I’m not going into the rest of our conversation here other than to say it was interesting. By 11:15 it was time to write the next chapter, after that—I promised myself—I would go for a mountain walk. . . when will I ever learn?
I should have gone for the walk first. By 2:30 I was so frazzled and tired, from failing to write anything of substance, the only walk I could muster was from the office to the bedroom and down Youtube lane . . . where I met Ruby Wax.
DING! The lightbulb went on. I was having a mental break. Not a breakdown, just a break.
Then my new vacuum cleaner arrived. When I struggled to read the instructions—which were pretty much just pictures—I knew I was ‘losing it’. I managed to crack the code and plug the hoover battery in, to charge.
Back in bed with Ruby Wax, my ears pricked up when she spoke about The Frazzled Cafe. I found the site and booked a slot. When the confirmation dinged in my inbox I felt the fear.
Surely, with my pupu platter of mental ailments, I wouldn’t be welcomed through the doors of Ruby’s Frazzled Cafe? But, she did say that everyone is welcome.
“What’s the weather condition in your head today?”
This is what Ruby asks, instead of “How are you?”
“How are you?” Usually spurs the same ol’ answer; “I’m ok.”
So, just in case she would ask me, I wrote out my weather condition:
It’s foggy. Someone has taken down all my guideposts and thrown them in a big heap in the middle of an overgrown field. I’m Lost and I feel Frazzled.

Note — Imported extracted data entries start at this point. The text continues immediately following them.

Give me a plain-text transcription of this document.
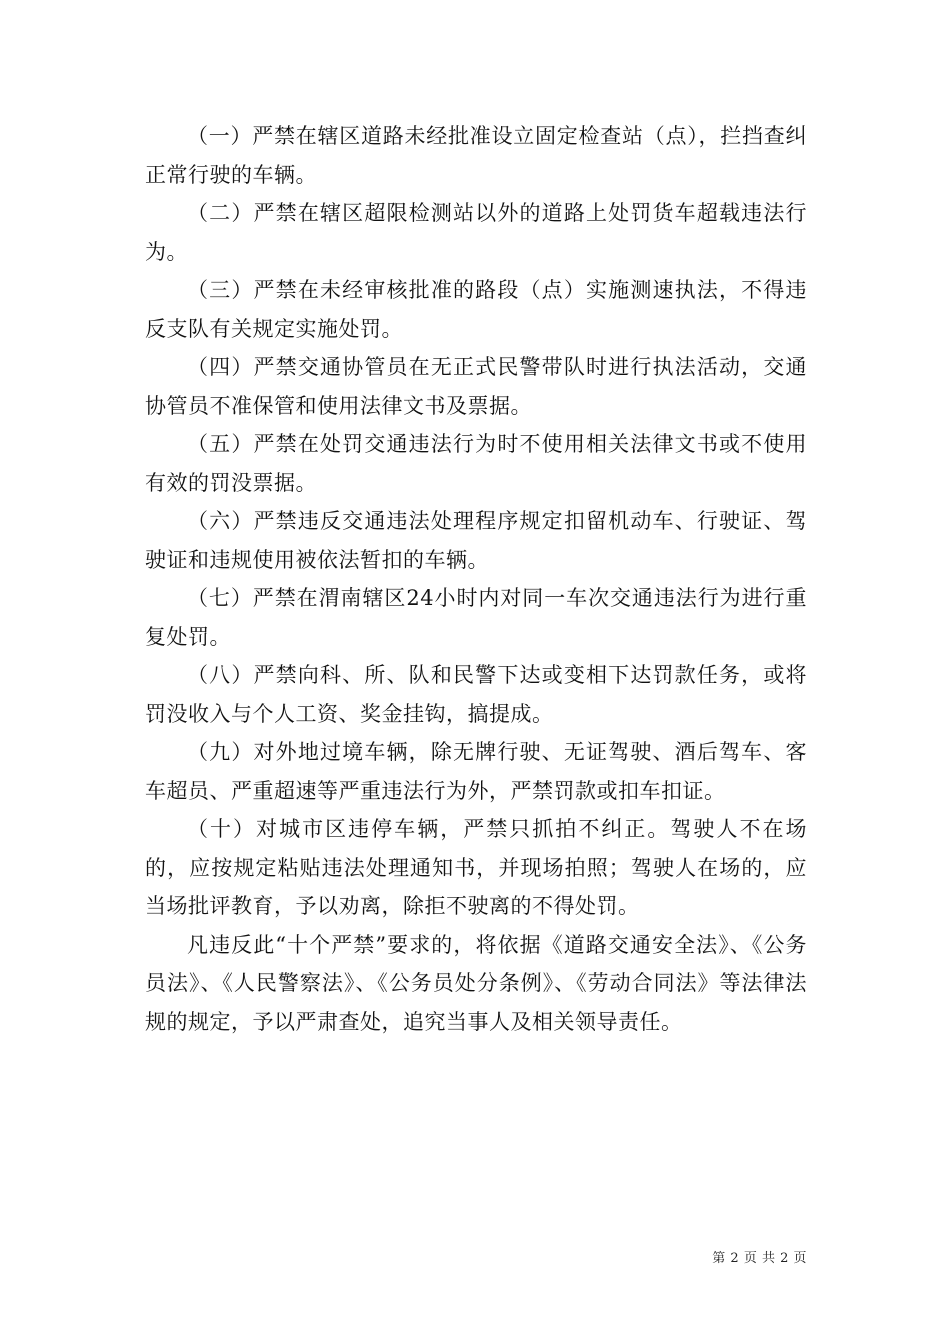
（一）严禁在辖区道路未经批准设立固定检查站（点），拦挡查纠正常行驶的车辆。

（二）严禁在辖区超限检测站以外的道路上处罚货车超载违法行为。

（三）严禁在未经审核批准的路段（点）实施测速执法，不得违反支队有关规定实施处罚。

（四）严禁交通协管员在无正式民警带队时进行执法活动，交通协管员不准保管和使用法律文书及票据。

（五）严禁在处罚交通违法行为时不使用相关法律文书或不使用有效的罚没票据。

（六）严禁违反交通违法处理程序规定扣留机动车、行驶证、驾驶证和违规使用被依法暂扣的车辆。

（七）严禁在渭南辖区24小时内对同一车次交通违法行为进行重复处罚。

（八）严禁向科、所、队和民警下达或变相下达罚款任务，或将罚没收入与个人工资、奖金挂钩，搞提成。

（九）对外地过境车辆，除无牌行驶、无证驾驶、酒后驾车、客车超员、严重超速等严重违法行为外，严禁罚款或扣车扣证。

（十）对城市区违停车辆，严禁只抓拍不纠正。驾驶人不在场的，应按规定粘贴违法处理通知书，并现场拍照；驾驶人在场的，应当场批评教育，予以劝离，除拒不驶离的不得处罚。

凡违反此“十个严禁”要求的，将依据《道路交通安全法》、《公务员法》、《人民警察法》、《公务员处分条例》、《劳动合同法》等法律法规的规定，予以严肃查处，追究当事人及相关领导责任。

第 2 页 共 2 页
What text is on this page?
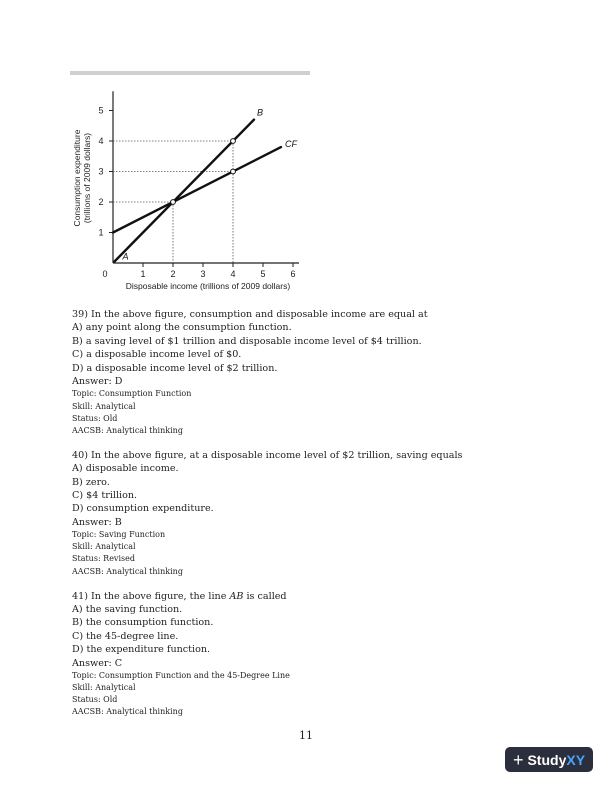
0	1	2	3	4	5	6
1
2
3
4
5	B
A
CF
Disposable income (trillions of 2009 dollars)
Consumption expenditure (trillions of 2009 dollars)
39) In the above figure, consumption and disposable income are equal at
A) any point along the consumption function.
B) a saving level of $1 trillion and disposable income level of $4 trillion.
C) a disposable income level of $0.
D) a disposable income level of $2 trillion.
Answer: D
Topic: Consumption Function
Skill: Analytical
Status: Old
AACSB: Analytical thinking
40) In the above figure, at a disposable income level of $2 trillion, saving equals
A) disposable income.
B) zero.
C) $4 trillion.
D) consumption expenditure.
Answer: B
Topic: Saving Function
Skill: Analytical
Status: Revised
AACSB: Analytical thinking
41) In the above figure, the line AB is called
A) the saving function.
B) the consumption function.
C) the 45-degree line.
D) the expenditure function.
Answer: C
Topic: Consumption Function and the 45-Degree Line
Skill: Analytical
Status: Old
AACSB: Analytical thinking
11
+ Study XY
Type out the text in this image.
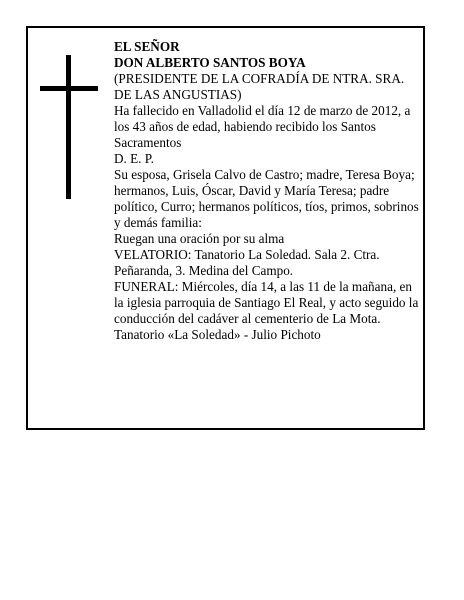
EL SEÑOR

DON ALBERTO SANTOS BOYA

(PRESIDENTE DE LA COFRADÍA DE NTRA. SRA. DE LAS ANGUSTIAS)

Ha fallecido en Valladolid el día 12 de marzo de 2012, a los 43 años de edad, habiendo recibido los Santos Sacramentos

D. E. P.

Su esposa, Grisela Calvo de Castro; madre, Teresa Boya; hermanos, Luis, Óscar, David y María Teresa; padre político, Curro; hermanos políticos, tíos, primos, sobrinos y demás familia:

Ruegan una oración por su alma

VELATORIO: Tanatorio La Soledad. Sala 2. Ctra. Peñaranda, 3. Medina del Campo.

FUNERAL: Miércoles, día 14, a las 11 de la mañana, en la iglesia parroquia de Santiago El Real, y acto seguido la conducción del cadáver al cementerio de La Mota.

Tanatorio «La Soledad» - Julio Pichoto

With that, I knew I’d be fine. After The Frazzled Cafe, I felt a bit better. Took a shower, went to bed and wrote, longhand, the next chapter.
So no, I’m not better than my friend. I’m ok, a bit manic, but that’s the energy of the moon and the rest of this crazy time on earth. It might sound weird but it’s how it is, for me, when the moon grows full and I forget to take a break.
Feeling Frazzled? Stop off at Ruby’s Cafe.
Have a happy, even if frazzled, chocolate-eating, ouzo-drinking, moon-rising kind of a day.